Modifications and alterations to the present invention will be understood by those skilled in the art. Thus, rather than providing rectangular leaf seals as described above it will be appreciated that the leaf seals may be profiled and non-rectangular in shape. In such circumstances, the leaf seal may have a chamfered or truncated corner removed at an askew angle in order to further enhance the leaf deflection and control.

Such chamfering of the edge or corner of a leaf seal is illustrated by potential removal of part of the leaf seal along an edge depicted by broken line 40 in FIG. 2. Thus, the leading edge of the leaf seal might have a differing operational performance in comparison with a substantially rectangular leaf seal element.

Claims

1. A seal arrangement for a rotating component, the arrangement comprising a plurality of leaf seals projecting radially inward towards a rotating surface at a skew angle away from alignment with an axis of rotation for the rotating surface.
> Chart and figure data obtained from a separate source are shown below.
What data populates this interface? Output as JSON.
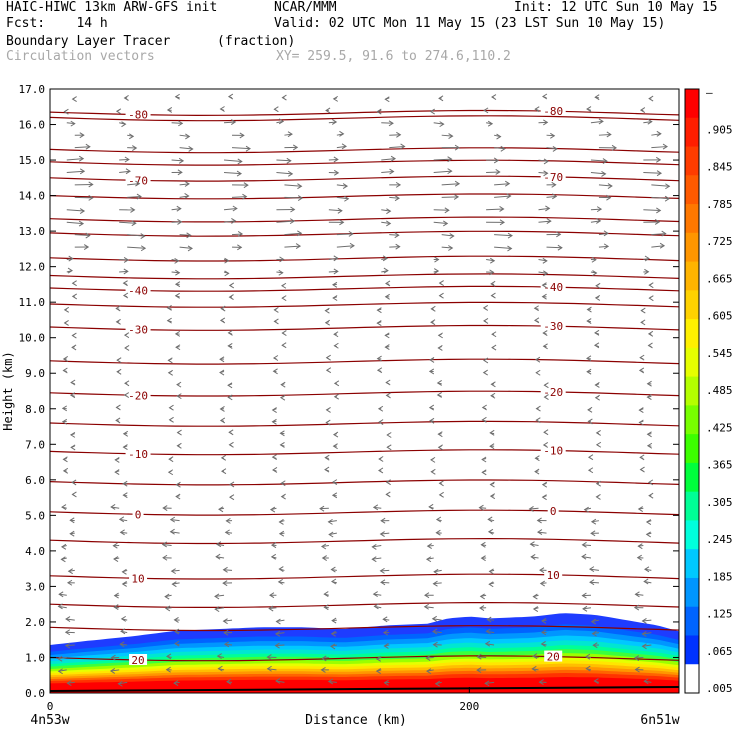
{
  "header": {
    "model": "HAIC-HIWC 13km ARW-GFS init",
    "center": "NCAR/MMM",
    "init": "Init: 12 UTC Sun 10 May 15",
    "fcst": "Fcst:    14 h",
    "valid": "Valid: 02 UTC Mon 11 May 15 (23 LST Sun 10 May 15)",
    "field": "Boundary Layer Tracer",
    "units": "(fraction)",
    "overlay": "Circulation vectors",
    "xy": "XY= 259.5, 91.6 to 274.6,110.2"
  },
  "chart_data": {
    "type": "heatmap",
    "xlabel": "Distance (km)",
    "ylabel": "Height (km)",
    "xlim": [
      0,
      300
    ],
    "ylim": [
      0,
      17
    ],
    "x_ticks": [
      {
        "value": 0,
        "label": "0"
      },
      {
        "value": 200,
        "label": "200"
      }
    ],
    "x_end_labels": {
      "left": "4n53w",
      "right": "6n51w"
    },
    "y_ticks": [
      "0.0",
      "1.0",
      "2.0",
      "3.0",
      "4.0",
      "5.0",
      "6.0",
      "7.0",
      "8.0",
      "9.0",
      "10.0",
      "11.0",
      "12.0",
      "13.0",
      "14.0",
      "15.0",
      "16.0",
      "17.0"
    ],
    "tracer_top_km": [
      [
        0,
        1.35
      ],
      [
        15,
        1.45
      ],
      [
        40,
        1.6
      ],
      [
        60,
        1.75
      ],
      [
        80,
        1.8
      ],
      [
        100,
        1.85
      ],
      [
        120,
        1.85
      ],
      [
        140,
        1.8
      ],
      [
        160,
        1.9
      ],
      [
        180,
        1.95
      ],
      [
        190,
        2.1
      ],
      [
        200,
        2.15
      ],
      [
        210,
        2.1
      ],
      [
        230,
        2.15
      ],
      [
        245,
        2.25
      ],
      [
        260,
        2.2
      ],
      [
        275,
        2.05
      ],
      [
        290,
        1.9
      ],
      [
        302,
        1.7
      ]
    ],
    "temperature_contours": [
      {
        "value": -80,
        "label": "-80",
        "height_km": 16.35
      },
      {
        "value": -70,
        "label": "-70",
        "height_km": 14.5
      },
      {
        "value": -40,
        "label": "-40",
        "height_km": 11.4
      },
      {
        "value": -30,
        "label": "-30",
        "height_km": 10.3
      },
      {
        "value": -20,
        "label": "-20",
        "height_km": 8.45
      },
      {
        "value": -10,
        "label": "-10",
        "height_km": 6.8
      },
      {
        "value": 0,
        "label": "0",
        "height_km": 5.1
      },
      {
        "value": 10,
        "label": "10",
        "height_km": 3.3
      },
      {
        "value": 20,
        "label": "20",
        "height_km": 1.0
      }
    ],
    "unlabeled_contour_heights_km": [
      16.2,
      15.3,
      14.95,
      14.0,
      13.35,
      12.95,
      12.25,
      11.75,
      10.95,
      9.35,
      7.6,
      5.95,
      4.3,
      2.5,
      1.85
    ],
    "colorbar": {
      "labels": [
        "–",
        ".905",
        ".845",
        ".785",
        ".725",
        ".665",
        ".605",
        ".545",
        ".485",
        ".425",
        ".365",
        ".305",
        ".245",
        ".185",
        ".125",
        ".065",
        ".005"
      ],
      "colors": [
        "#ff0000",
        "#ff1e00",
        "#ff3c00",
        "#ff5a00",
        "#ff7800",
        "#ff9600",
        "#ffb400",
        "#ffd200",
        "#fff000",
        "#e6ff00",
        "#b4ff00",
        "#78ff00",
        "#3cff00",
        "#00ff3c",
        "#00ff96",
        "#00ffdc",
        "#00c8ff",
        "#0096ff",
        "#0064ff",
        "#0032ff",
        "#ffffff"
      ]
    }
  }
}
2. An arrangement as claimed in claim 1 wherein the arrangement has a relatively high pressure on one side compared to the other side of the leaf seals in use.

3. An arrangement as claimed in claim 1 wherein the leaf seals have a substantially rectangular cross section.

4. An arrangement as claimed in claim 1 where the leaf seals have a chamfered edge or corner.

5. An arrangement as claimed in claim 1 wherein the leaf seals have a clearance gap between the leaf seals and the rotating surface through which there may be a fluid flow in use which may deflect the leaf seals.

6. An arrangement as claimed in claim 1 wherein the askew angle is determined to provide a desired asymmetric deflection of the leaf seals.

7. An arrangement as claimed in claim 6 wherein the asymmetric deflection alters an inlet flow area relative to an exit flow area of the leaf seals.

8. An arrangement as claimed in claim 6 wherein the asymmetric deflection shifts axial positioning of tip end of the leaf seals relative to the rotating surface.

9. An arrangement as claimed in claim 1 wherein the leaf seals are presented in a housing about the rotating surface and juxtaposed next to each other.

10. An arrangement as claimed in claim 9 wherein the leaf seals are arranged to engage a front or cover plate of the housing in order to bias the leaf seals towards lift up when subject in use to a cross flow due to a pressure differential and the bias towards lift up is limited by the skew angle providing engagement with a backing plate of the housing to precipitate blow down of the leaf seals.

11. An arrangement as claimed in claim 10 wherein the value of the skew angle is determined to provide balance between lift up and blow down of the leaf seals in use.

12. A gas turbine engine incorporating a seal arrangement as claimed in claim 1.